Million Veteran Program (MVP) Europeans
- The MVP is an observational cohort study and mega-biobank in the Department of Veteran Affairs healthcare system which began enrollment in 2011.
- After quality control largely following the guidelines established in Marees et al 2018, 308,778 individuals of European ancestry remained.
- The authors trained gene expression prediction models using an elastic net pipeline following the well-established PrediXcan methodology.
- In order to assess which marginally significant TWAS genes provide novel findings above and beyond the discoveries in GWAS of blood cell traits in Europeans, the authors tested the association between predicted gene expression and phenotype while conditioning on reported blood cell trait GWAS variants.
- The authors conducted two replication analyses in MVP Europeans to follow up on their results from the UKB TWAS: one for the marginal TWAS results and a second restricted to only conditionally significant genes.
TWAS variant-to-gene assignments.
- The authors assigned the distinct GWAS variants from Vuckovic et al. to putative target genes using their TWAS results.
- These 10 traits were chosen based on data availability for eQTLs in relevant cell types including platelets, CD4+, CD8+, CD14+, CD15+, and CD19+ cells.
- The authors compare the TWAS and coloc variant-to-gene assignments to the sets of potentially causal genes identified by Open Targets.

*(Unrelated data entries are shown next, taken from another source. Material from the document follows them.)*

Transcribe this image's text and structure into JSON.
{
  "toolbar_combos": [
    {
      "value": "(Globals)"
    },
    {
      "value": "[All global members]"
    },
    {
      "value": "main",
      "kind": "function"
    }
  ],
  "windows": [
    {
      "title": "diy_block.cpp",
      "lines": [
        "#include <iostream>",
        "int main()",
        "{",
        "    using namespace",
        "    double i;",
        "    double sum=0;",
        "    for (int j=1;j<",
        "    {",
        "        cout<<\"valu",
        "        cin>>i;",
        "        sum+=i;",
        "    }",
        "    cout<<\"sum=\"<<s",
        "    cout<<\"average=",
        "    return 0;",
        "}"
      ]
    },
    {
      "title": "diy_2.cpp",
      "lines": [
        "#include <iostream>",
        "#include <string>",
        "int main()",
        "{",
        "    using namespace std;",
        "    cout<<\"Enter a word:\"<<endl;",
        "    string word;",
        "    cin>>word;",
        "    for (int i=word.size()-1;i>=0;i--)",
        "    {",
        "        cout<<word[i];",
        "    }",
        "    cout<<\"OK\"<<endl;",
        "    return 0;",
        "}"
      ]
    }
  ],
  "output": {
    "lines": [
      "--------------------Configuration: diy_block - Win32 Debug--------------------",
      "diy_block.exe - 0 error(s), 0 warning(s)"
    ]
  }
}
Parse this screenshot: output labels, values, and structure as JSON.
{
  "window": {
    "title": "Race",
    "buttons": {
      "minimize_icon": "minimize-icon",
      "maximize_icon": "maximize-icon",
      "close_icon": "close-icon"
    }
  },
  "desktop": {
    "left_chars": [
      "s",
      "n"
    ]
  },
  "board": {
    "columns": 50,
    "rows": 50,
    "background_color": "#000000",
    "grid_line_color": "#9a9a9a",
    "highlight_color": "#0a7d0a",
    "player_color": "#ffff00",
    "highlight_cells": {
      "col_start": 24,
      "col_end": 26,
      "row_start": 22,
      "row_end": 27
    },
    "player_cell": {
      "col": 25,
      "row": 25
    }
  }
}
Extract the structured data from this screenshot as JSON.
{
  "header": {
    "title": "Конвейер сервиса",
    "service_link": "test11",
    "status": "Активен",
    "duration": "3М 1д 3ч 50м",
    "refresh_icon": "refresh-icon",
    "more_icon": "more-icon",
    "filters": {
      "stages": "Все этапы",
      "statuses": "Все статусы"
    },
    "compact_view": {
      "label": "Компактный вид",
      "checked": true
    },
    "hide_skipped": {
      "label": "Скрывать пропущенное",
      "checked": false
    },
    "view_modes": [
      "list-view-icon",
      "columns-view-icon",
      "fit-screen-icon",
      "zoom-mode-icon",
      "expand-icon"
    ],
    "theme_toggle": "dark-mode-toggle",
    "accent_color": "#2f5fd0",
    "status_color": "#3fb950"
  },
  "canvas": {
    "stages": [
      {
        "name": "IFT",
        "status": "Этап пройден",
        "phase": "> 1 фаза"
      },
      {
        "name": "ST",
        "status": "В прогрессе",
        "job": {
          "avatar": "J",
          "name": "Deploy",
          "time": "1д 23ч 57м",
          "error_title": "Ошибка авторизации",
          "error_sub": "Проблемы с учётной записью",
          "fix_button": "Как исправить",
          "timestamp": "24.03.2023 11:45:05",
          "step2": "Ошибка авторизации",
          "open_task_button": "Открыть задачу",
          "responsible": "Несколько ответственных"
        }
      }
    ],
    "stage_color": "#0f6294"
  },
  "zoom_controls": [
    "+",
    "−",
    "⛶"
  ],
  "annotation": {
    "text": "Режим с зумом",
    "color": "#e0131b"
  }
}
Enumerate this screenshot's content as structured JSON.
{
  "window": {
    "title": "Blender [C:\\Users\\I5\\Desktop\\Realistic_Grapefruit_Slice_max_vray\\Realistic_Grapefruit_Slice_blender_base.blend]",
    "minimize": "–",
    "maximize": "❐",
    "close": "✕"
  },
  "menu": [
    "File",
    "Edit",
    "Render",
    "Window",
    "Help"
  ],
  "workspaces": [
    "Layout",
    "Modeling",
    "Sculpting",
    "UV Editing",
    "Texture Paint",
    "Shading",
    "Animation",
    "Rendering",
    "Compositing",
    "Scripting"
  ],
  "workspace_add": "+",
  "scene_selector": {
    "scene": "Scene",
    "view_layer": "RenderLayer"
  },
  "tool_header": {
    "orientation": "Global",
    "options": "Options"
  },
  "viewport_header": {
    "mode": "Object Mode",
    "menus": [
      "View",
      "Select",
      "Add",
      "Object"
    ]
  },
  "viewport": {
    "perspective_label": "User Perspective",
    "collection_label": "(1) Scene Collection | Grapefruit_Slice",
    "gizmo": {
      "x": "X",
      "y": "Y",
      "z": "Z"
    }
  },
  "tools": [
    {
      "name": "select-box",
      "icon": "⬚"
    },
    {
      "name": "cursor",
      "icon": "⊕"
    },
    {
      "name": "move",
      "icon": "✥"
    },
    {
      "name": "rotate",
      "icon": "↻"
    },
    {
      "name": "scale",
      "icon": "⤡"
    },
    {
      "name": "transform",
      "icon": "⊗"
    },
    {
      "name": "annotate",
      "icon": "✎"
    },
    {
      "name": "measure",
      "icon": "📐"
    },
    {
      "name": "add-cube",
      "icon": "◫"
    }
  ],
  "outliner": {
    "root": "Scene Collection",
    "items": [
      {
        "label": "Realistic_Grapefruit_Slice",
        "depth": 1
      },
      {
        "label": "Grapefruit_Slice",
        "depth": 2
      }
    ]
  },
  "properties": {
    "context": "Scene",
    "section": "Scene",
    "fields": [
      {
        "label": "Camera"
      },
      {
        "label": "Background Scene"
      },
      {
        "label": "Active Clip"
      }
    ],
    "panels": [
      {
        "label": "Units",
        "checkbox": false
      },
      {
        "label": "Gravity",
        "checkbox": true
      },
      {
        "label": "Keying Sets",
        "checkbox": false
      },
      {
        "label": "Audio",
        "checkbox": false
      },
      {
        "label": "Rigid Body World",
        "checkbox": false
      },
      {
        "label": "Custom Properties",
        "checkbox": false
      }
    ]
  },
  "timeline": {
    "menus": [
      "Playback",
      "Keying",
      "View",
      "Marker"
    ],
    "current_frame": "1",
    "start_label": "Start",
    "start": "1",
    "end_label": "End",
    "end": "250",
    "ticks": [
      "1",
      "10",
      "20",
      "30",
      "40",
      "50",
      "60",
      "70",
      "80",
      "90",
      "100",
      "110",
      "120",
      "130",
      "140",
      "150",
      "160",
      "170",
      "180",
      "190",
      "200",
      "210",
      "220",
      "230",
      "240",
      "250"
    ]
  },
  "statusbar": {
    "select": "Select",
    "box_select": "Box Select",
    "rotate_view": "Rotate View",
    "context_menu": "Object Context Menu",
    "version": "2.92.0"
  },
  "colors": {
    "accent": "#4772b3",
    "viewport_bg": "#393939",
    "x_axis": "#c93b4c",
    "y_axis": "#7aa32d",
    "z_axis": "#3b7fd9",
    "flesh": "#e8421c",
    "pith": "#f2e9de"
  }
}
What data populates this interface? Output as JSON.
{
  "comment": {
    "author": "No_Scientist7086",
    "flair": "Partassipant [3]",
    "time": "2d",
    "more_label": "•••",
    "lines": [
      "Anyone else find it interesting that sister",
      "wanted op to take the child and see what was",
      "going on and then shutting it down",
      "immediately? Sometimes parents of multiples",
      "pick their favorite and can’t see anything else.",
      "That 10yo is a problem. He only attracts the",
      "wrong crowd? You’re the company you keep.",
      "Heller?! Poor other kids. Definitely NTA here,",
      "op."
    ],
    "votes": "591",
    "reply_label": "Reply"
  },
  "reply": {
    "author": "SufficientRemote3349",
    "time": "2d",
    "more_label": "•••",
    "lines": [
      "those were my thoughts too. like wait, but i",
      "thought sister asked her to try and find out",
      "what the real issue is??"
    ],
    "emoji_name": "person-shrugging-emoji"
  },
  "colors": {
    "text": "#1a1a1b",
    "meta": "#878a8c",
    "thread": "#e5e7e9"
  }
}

- CC-BY-NC-ND 4.0 International license available under a (which was not certified by peer review) is the author/funder, who has granted bioRxiv a license to display the preprint in perpetuity.
- The authors classified genes as cell type group-specific or shared via Shannon entropy across the five cell type groups.
Marginal TWAS Results.
- Using an elastic net-based pipeline, the authors trained gene expression prediction models using imputed genotypes and whole blood RNA-seq data from 922 European ancestry participants from the DGN cohort 10 .
- The 11,759 associations were grouped into 4,835 trait-specific TWAS loci (see Methods) with the most significant gene at each TWAS locus assigned as the sentinel TWAS gene, resulting in 1,792 unique sentinel genes.
- For the replication analysis, 15 out of the 29 UKB analyzed blood cell traits were available in MVP.
- 9,492 out of the 10,004 (94.8%) gene expression prediction models were comprised of variants that overlapped completely with variants available in MVP.
Conditional Analyses Adjusting for Nearby GWAS Variants.
- The authors then used conditional analysis to determine which of the 11,759 gene-phenotype associations in UKB represent novel findings beyond the recently published GWAS (see Methods for details) 3 .
- These 557 associations represent 395 distinct genes in 463 traitspecific loci; 276 genes were conditionally significant for one trait, and 119 for multiple traits .
- Of the 557 conditionally significant associations discovered from UKB, 301 had both matching phenotypes and predicted gene expression in MVP, and thus were subject for replication.
- These 36 associations reflect TWAS's increased power over single-variant GWAS analyses by aggregating multiple sub-genome-wide significant GWAS variants.
- The association between RFTN2 and white blood cell count replicated in MVP (p = 1.9×10 -8 ) with the same direction of effect.
Novel TWAS Loci
- The authors discovered 10 conditionally significant gene-trait associations that have no previously identified distinct GWAS variants within ±1Mb of the locus for any blood cell trait.
- After conditioning on all distinct platelet-related variants on chromosome 6, including chr6:71326034_G_A, the marginal TWAS association for IRAK1BP1 and mean platelet volume (p = 9.47×10 -12 ) was not attenuated (p = 5.33×10 -14 ), demonstrating that the IRAK1BP1 TWAS signal is distinct from previously reported GWAS variants.
- Figure 4 shows that there is cell-type specific epigenetic evidence that supports their findings.
- 27 Variants in the gene expression prediction model for IRAK1BP1 in high LD with chr6:79617522 overlapped with megakaryocyte ATACseq peaks from BLUEPRINT .
- 29 Integration of their TWAS results with expression and chromatin conformation data in platelet producing megakaryocyte cells reveals novel candidate genes at this genomic locus; it is possible that the variants in IRAK1BP1 aggregated by the TWAS prediction model impact the expression of LCA5 through spatial proximity to the promoter region of the gene.
TWAS Genes Implicated in Novel Phenotype Categories
- The authors TWAS conditional analysis identified 92 conditionally significant associations grouped into 70 loci with no distinct GWAS sentinels for the corresponding phenotype category within 1Mb of the gene.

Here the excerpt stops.